Explicateur : Pourquoi la Russie quitte la Station spatiale internationale ?

La récente menace de la Russie de quitter la Station spatiale internationale (ISS) a attiré l’attention du public sur la plus grande “maison” de l’humanité dans l’espace. Voici ce que vous voudrez peut-être savoir sur l’ISS et sa relation compliquée avec la Russie.

L’ISS a été lancée en 1998 en tant que projet de coopération internationale. Les membres participants comprennent la National Aeronautics and Space Administration (NASA) des États-Unis, la State Space Corporation (Roscosmos) de Russie, l’Agence japonaise d’exploration aérospatiale (JAXA) du Japon, l’Agence spatiale européenne (ESA) d’Europe et l’Agence spatiale canadienne. (CSA) du Canada.

En raison d’une loi américaine interdisant aux agences gouvernementales américaines comme la NASA de coopérer avec les organisations étatiques chinoises, la Chine a été exclue de l’ISS dès le premier jour. Cette exclusion a ensuite conduit à la création de la station spatiale chinoise Tiangong, qui devrait remplacer l’ISS en tant que seule station spatiale en orbite vers 2025.

Les Russes sont importants pour l’ISS

Bien que l’Occident tente d’effacer une grande partie de l’histoire liée à la Russie, la contribution du pays à l’ISS est solide.

La Russie a construit et lancé la première partie, ou module, de l’ISS. Cela s’appelle Zarya, ce qui signifie aube et signifie le début d’une nouvelle ère d’exploration spatiale pour les humains.

Les premiers résidents de longue date de l’ISS – deux Russes et un Américain – ont également été lancés dans l’espace par la Russie à bord d’une fusée Soyouz, qui a longtemps été le seul moyen de s’y rendre. Le dernier lancement a eu lieu vendredi, au cours duquel trois cosmonautes, ou astronautes russes, ont été envoyés vers l’ISS.

Roscosmos contrôle désormais la partie russe de l’ISS, qui gère le guidage, la navigation et le contrôle. C’est pourquoi la menace russe a du mordant. Si la partie russe est retirée, l’ISS et les astronautes qui y vivent pourraient perdre le contrôle de la station.

L’ISS a apporté de grandes contributions à l’humanité. Mais après plus de 20 ans en orbite, la station a déjà dépassé son cycle de vie prévu. Il devait initialement être mis hors service en 2015. Mais il a été reporté à deux reprises, d’abord à 2020, puis à 2024.

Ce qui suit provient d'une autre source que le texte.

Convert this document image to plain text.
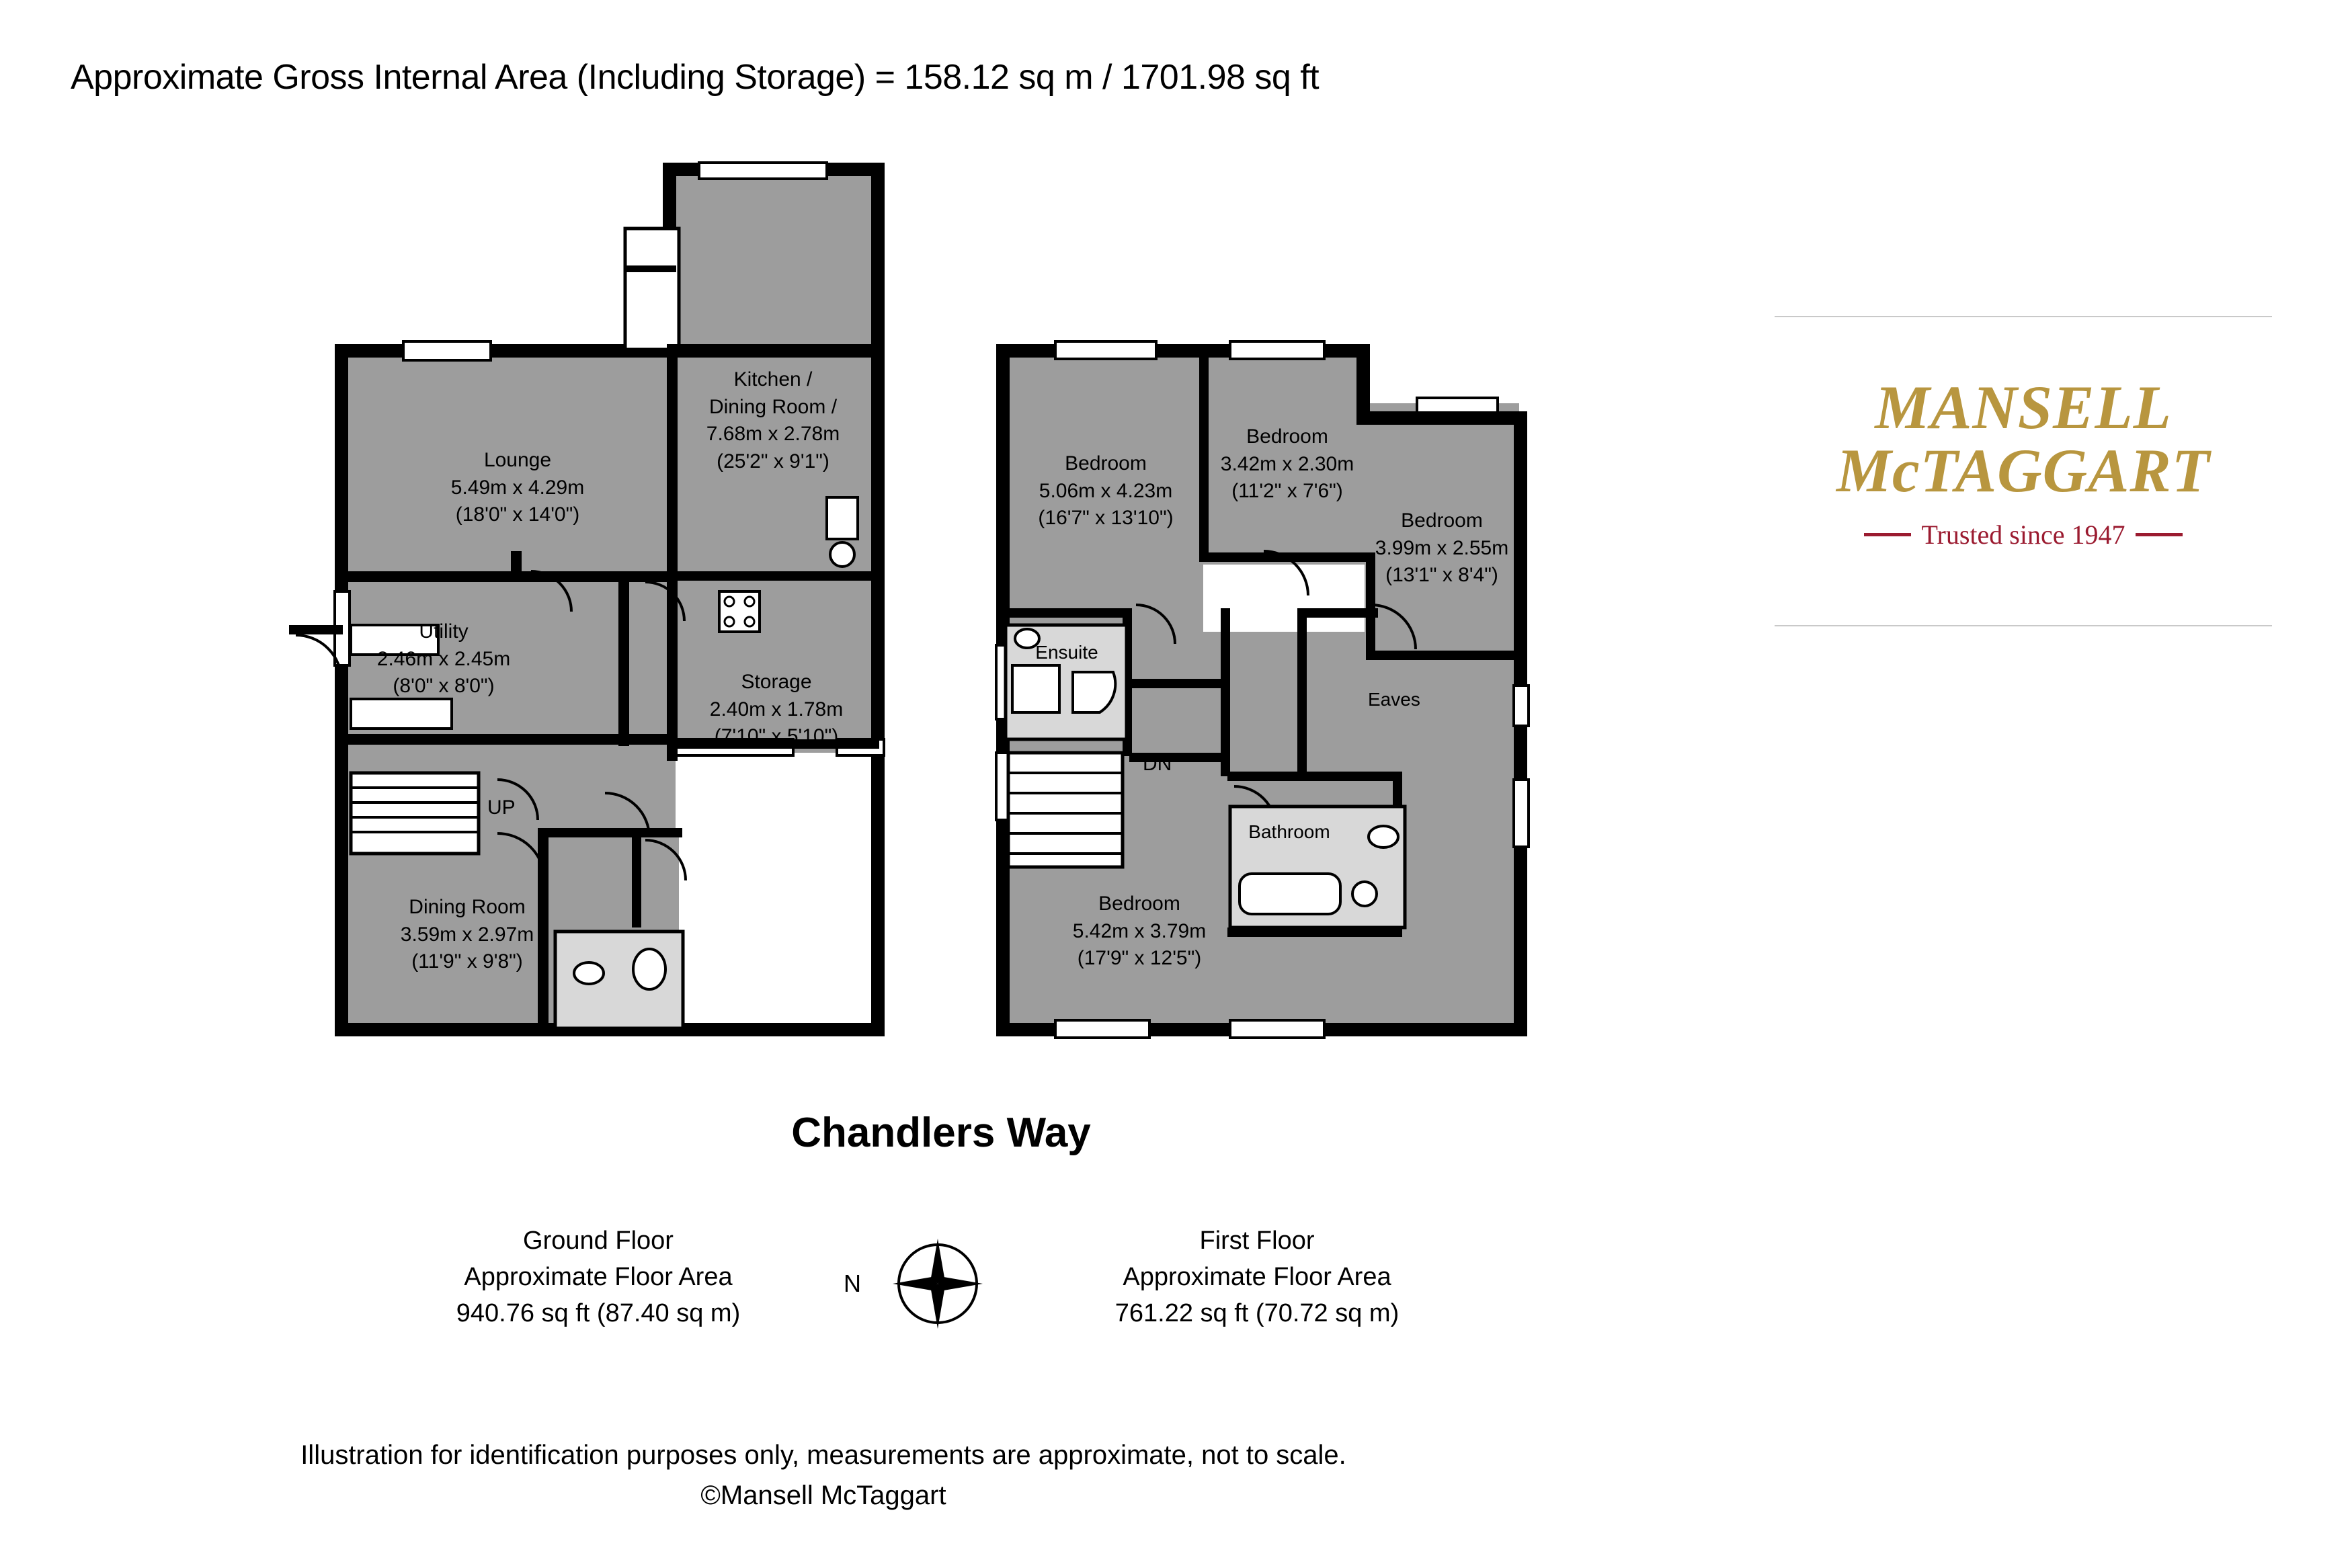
Approximate Gross Internal Area (Including Storage) = 158.12 sq m / 1701.98 sq ft
MANSELL
McTAGGART
Trusted since 1947
Lounge
5.49m x 4.29m
(18'0" x 14'0")
Kitchen /
Dining Room /
7.68m x 2.78m
(25'2" x 9'1")
Utility
2.46m x 2.45m
(8'0" x 8'0")	Storage
2.40m x 1.78m
(7'10" x 5'10")
Dining Room
3.59m x 2.97m
(11'9" x 9'8")
UP
Bedroom
5.06m x 4.23m
(16'7" x 13'10")
Bedroom
3.42m x 2.30m
(11'2" x 7'6")
Bedroom
3.99m x 2.55m
(13'1" x 8'4")
Bedroom
5.42m x 3.79m
(17'9" x 12'5")
Ensuite
Bathroom
Eaves
DN
Chandlers Way
Ground Floor
Approximate Floor Area
940.76 sq ft (87.40 sq m)
First Floor
Approximate Floor Area
761.22 sq ft (70.72 sq m)
N
Illustration for identification purposes only, measurements are approximate, not to scale.
©Mansell McTaggart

Certains partisans de l’ISS aux États-Unis tentent de prolonger la durée de vie de l’ISS jusqu’en 2030.

Alors que l’ISS arrive en fin de mandat, la Russie songe à construire elle-même une nouvelle station spatiale, à l’instar de la Chine. Cependant, cette idée n’est pas le résultat des récentes sanctions occidentales. Le pays en parle depuis avril 2021.

Le conflit n’est pas le thème central à bord de l’ISS

Les tensions récentes entre la Russie et l’Occident dirigé par les États-Unis ne semblent pas affecter la vie quotidienne des Russes et des Américains dans l’espace. Samedi, il y avait sept personnes à bord de l’ISS. Trois d’entre eux sont russes, trois sont américains et le dernier est allemand.

Certains trouveront peut-être cela étrange, mais l’amitié au-delà des frontières est monnaie courante à bord de l’ISS, non seulement parce qu’ils sont physiquement au-delà des frontières mais aussi pour leur survie et la réussite de leurs missions.

Après tout, les conflits entre humains n’iront jamais au-delà de l’intérêt à long terme de toute notre espèce.